Green energy is a subset of renewable energy and represents those energy sources and technologies that provide the highest environmental benefit. The EPA defines green power as electricity produced from solar, wind, geothermal, biogas, eligible biomass, and low-impact small hydroelectric sources.

Other renewable types of energy exist, but may not be considered fully green, at least as the EPA defines it. For example, while massive hydro projects provide a renewable source of energy, they can also have big impact on the environment. Same goes for non-eligible biomass—a category which includes biomass that may not be close to carbon-neutral.

Climate Commitments

In addition to the use of green power for operations, major companies are also looking at the bigger picture and setting targets to achieve carbon neutrality.
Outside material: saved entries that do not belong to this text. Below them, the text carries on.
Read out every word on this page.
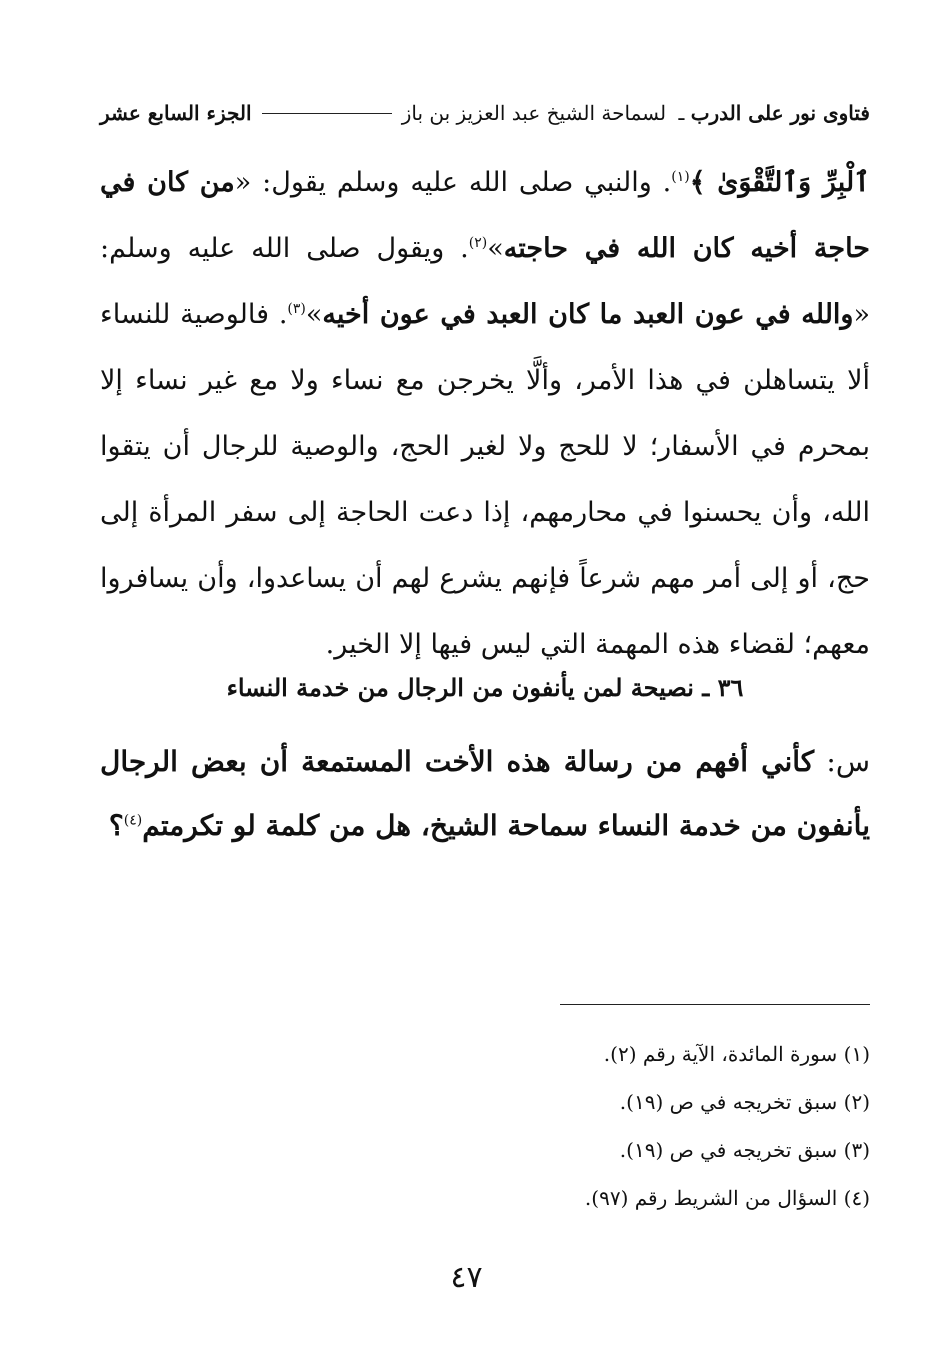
فتاوى نور على الدرب ـ لسماحة الشيخ عبد العزيز بن باز
الجزء السابع عشر

ٱلْبِرِّ وَٱلتَّقْوَىٰ ﴾$^{(١)}$. والنبي صلى الله عليه وسلم يقول: «من كان في حاجة أخيه كان الله في حاجته»$^{(٢)}$. ويقول صلى الله عليه وسلم: «والله في عون العبد ما كان العبد في عون أخيه»$^{(٣)}$. فالوصية للنساء ألا يتساهلن في هذا الأمر، وألَّا يخرجن مع نساء ولا مع غير نساء إلا بمحرم في الأسفار؛ لا للحج ولا لغير الحج، والوصية للرجال أن يتقوا الله، وأن يحسنوا في محارمهم، إذا دعت الحاجة إلى سفر المرأة إلى حج، أو إلى أمر مهم شرعاً فإنهم يشرع لهم أن يساعدوا، وأن يسافروا معهم؛ لقضاء هذه المهمة التي ليس فيها إلا الخير.

٣٦ ـ نصيحة لمن يأنفون من الرجال من خدمة النساء
س: كأني أفهم من رسالة هذه الأخت المستمعة أن بعض الرجال يأنفون من خدمة النساء سماحة الشيخ، هل من كلمة لو تكرمتم$^{(٤)}$؟
(١) سورة المائدة، الآية رقم (٢).
(٢) سبق تخريجه في ص (١٩).
(٣) سبق تخريجه في ص (١٩).
(٤) السؤال من الشريط رقم (٩٧).
٤٧
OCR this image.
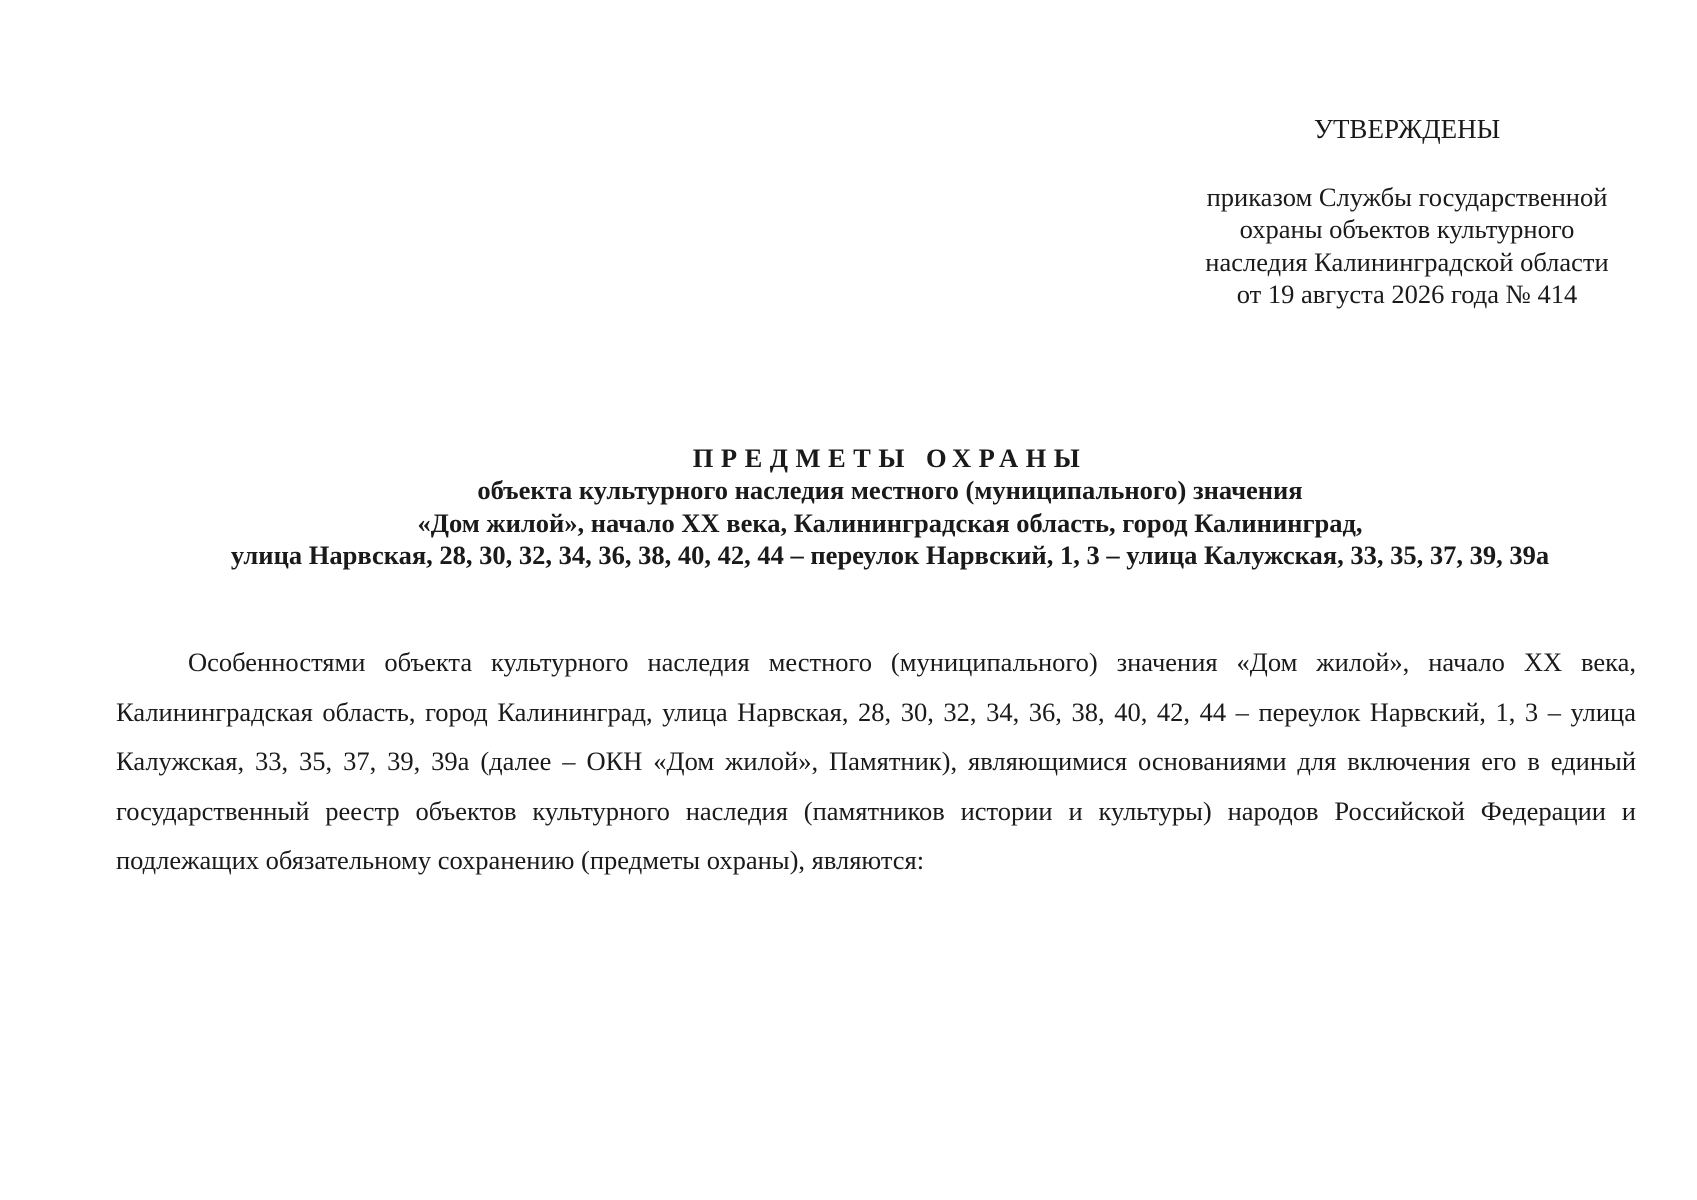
УТВЕРЖДЕНЫ
приказом Службы государственной
охраны объектов культурного
наследия Калининградской области
от 19 августа 2026 года № 414
ПРЕДМЕТЫ ОХРАНЫ
объекта культурного наследия местного (муниципального) значения
«Дом жилой», начало XX века, Калининградская область, город Калининград,
улица Нарвская, 28, 30, 32, 34, 36, 38, 40, 42, 44 – переулок Нарвский, 1, 3 – улица Калужская, 33, 35, 37, 39, 39а

Особенностями объекта культурного наследия местного (муниципального) значения «Дом жилой», начало XX века, Калининградская область, город Калининград, улица Нарвская, 28, 30, 32, 34, 36, 38, 40, 42, 44 – переулок Нарвский, 1, 3 – улица Калужская, 33, 35, 37, 39, 39а (далее – ОКН «Дом жилой», Памятник), являющимися основаниями для включения его в единый государственный реестр объектов культурного наследия (памятников истории и культуры) народов Российской Федерации и подлежащих обязательному сохранению (предметы охраны), являются:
Here are a few of the major companies that have made climate commitments in the near future:

Company Commitment By Year
Apple Net Zero Carbon Emission 2030
Ikea Climate Positive 2030
Burger King Net Zero Operations 2030
Microsoft Net Zero Carbon Emission 2030
BBC Net Zero Carbon Emission 2030
Facebook Net Zero Value Chain 2030
Verizon Net Zero Carbon Emission 2035
Unilever Net Zero Carbon Emission 2039
Pepsi Co. Net Zero Carbon Emission 2040
BP Net Zero Carbon Emission 2050

This will undoubtedly impact their overall consumption and the energy mix in the years to come.